I love the smell of a freshly cleaned kitchen or bathroom.
What is wrong with me?? I have become that cleaning crazed person that I thought only obsessive compulsive people were. (not that I don't have many OCD people in my life and adore them profusely)
I used to think socializing was so much more important than cleaning, resulting in me and my family running around trying to clean EVERYTHING right before a get together at my house!
I love my house clean and organized to the point that, every night after dinner I go straight from the table to the kitchen and scrub the dishes, of course with one of my cute scrubbers. When I wake in the morning I must start a load of laundry. I wipe the counters in the kitchen more times in a day then I can count.
I walk around the house and look for things that I can clean or can have someone in the house clean.

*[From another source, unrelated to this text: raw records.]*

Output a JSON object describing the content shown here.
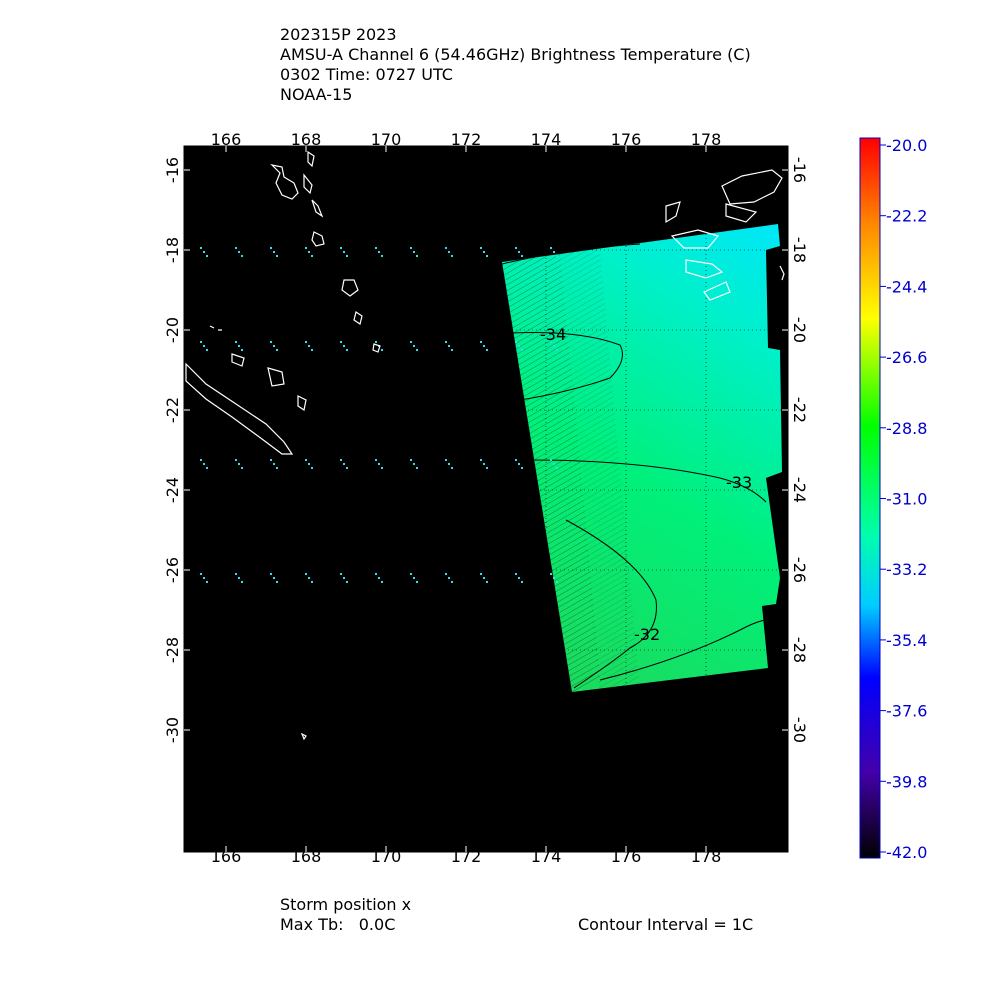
{
  "header": {
    "lines": [
      "202315P 2023",
      "AMSU-A Channel 6 (54.46GHz) Brightness Temperature (C)",
      "0302 Time: 0727 UTC",
      "NOAA-15"
    ]
  },
  "map": {
    "lon_ticks": [
      166,
      168,
      170,
      172,
      174,
      176,
      178
    ],
    "lat_ticks": [
      -16,
      -18,
      -20,
      -22,
      -24,
      -26,
      -28,
      -30
    ],
    "contour_labels": [
      "-34",
      "-33",
      "-32"
    ]
  },
  "colorbar": {
    "labels": [
      "-20.0",
      "-22.2",
      "-24.4",
      "-26.6",
      "-28.8",
      "-31.0",
      "-33.2",
      "-35.4",
      "-37.6",
      "-39.8",
      "-42.0"
    ]
  },
  "footer": {
    "storm_position": "Storm position x",
    "max_tb": "Max Tb:   0.0C",
    "contour_interval": "Contour Interval = 1C"
  }
}
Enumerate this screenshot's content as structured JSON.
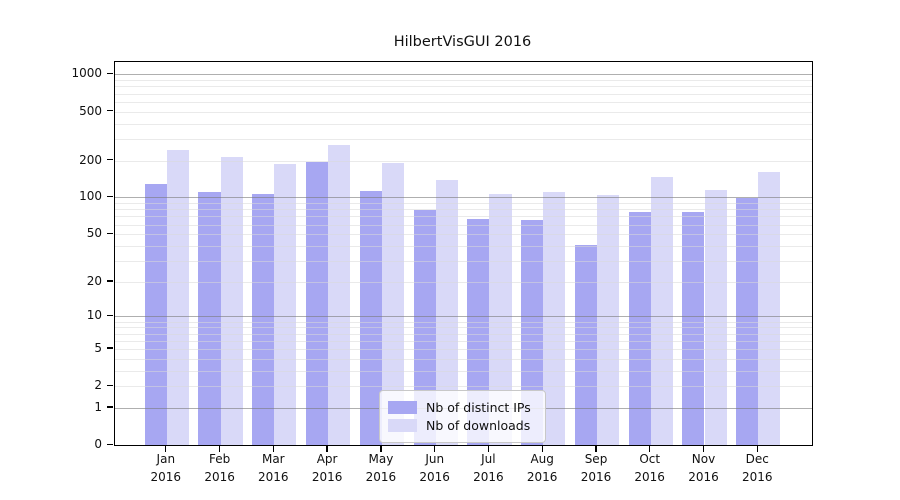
{
  "chart_data": {
    "type": "bar",
    "title": "HilbertVisGUI 2016",
    "yscale": "log1p",
    "ylim": [
      0,
      1260
    ],
    "grid": true,
    "categories": [
      "Jan",
      "Feb",
      "Mar",
      "Apr",
      "May",
      "Jun",
      "Jul",
      "Aug",
      "Sep",
      "Oct",
      "Nov",
      "Dec"
    ],
    "category_year": "2016",
    "ytick_values": [
      0,
      1,
      2,
      5,
      10,
      20,
      50,
      100,
      200,
      500,
      1000
    ],
    "ytick_labels": [
      "0",
      "1",
      "2",
      "5",
      "10",
      "20",
      "50",
      "100",
      "200",
      "500",
      "1000"
    ],
    "series": [
      {
        "name": "Nb of distinct IPs",
        "color": "#a7a7f2",
        "values": [
          130,
          110,
          106,
          193,
          113,
          79,
          66,
          65,
          41,
          76,
          76,
          99
        ]
      },
      {
        "name": "Nb of downloads",
        "color": "#d9d9f8",
        "values": [
          245,
          212,
          186,
          266,
          190,
          138,
          107,
          110,
          105,
          147,
          116,
          161
        ]
      }
    ],
    "legend_position": "lower center"
  },
  "colors": {
    "background": "#ffffff",
    "axis": "#000000",
    "grid_major": "#7a7a7a",
    "grid_minor": "#d9d9d9",
    "legend_face": "#ffffff",
    "legend_edge": "#c8c8c8"
  }
}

Now I know that some of my friends and family members have been doing all this plus some for years, but it seemed to take me longer. I am grateful for this new found love of a clean and organized house.
I believe that I have finally grown up. And realized cleaning isn't as overwhelming and difficult as I once made myself believe. Which is why I procrastinated doing housework.
Another thing I believe is, the sunshine (instead of gray skies half the year) is a natural motivator.
"A clean house is a happy house" a quote I read on Facebook recently, rings true to me. As well as a sign hanging in my sister-in-laws kitchen saying "If mama ain't happy, ain't nobody happy".
If my house is clean, I am happy and if I am happy, then I tend to make everyone in the house happy.
Is cleaning your house an obsession or an obstacle?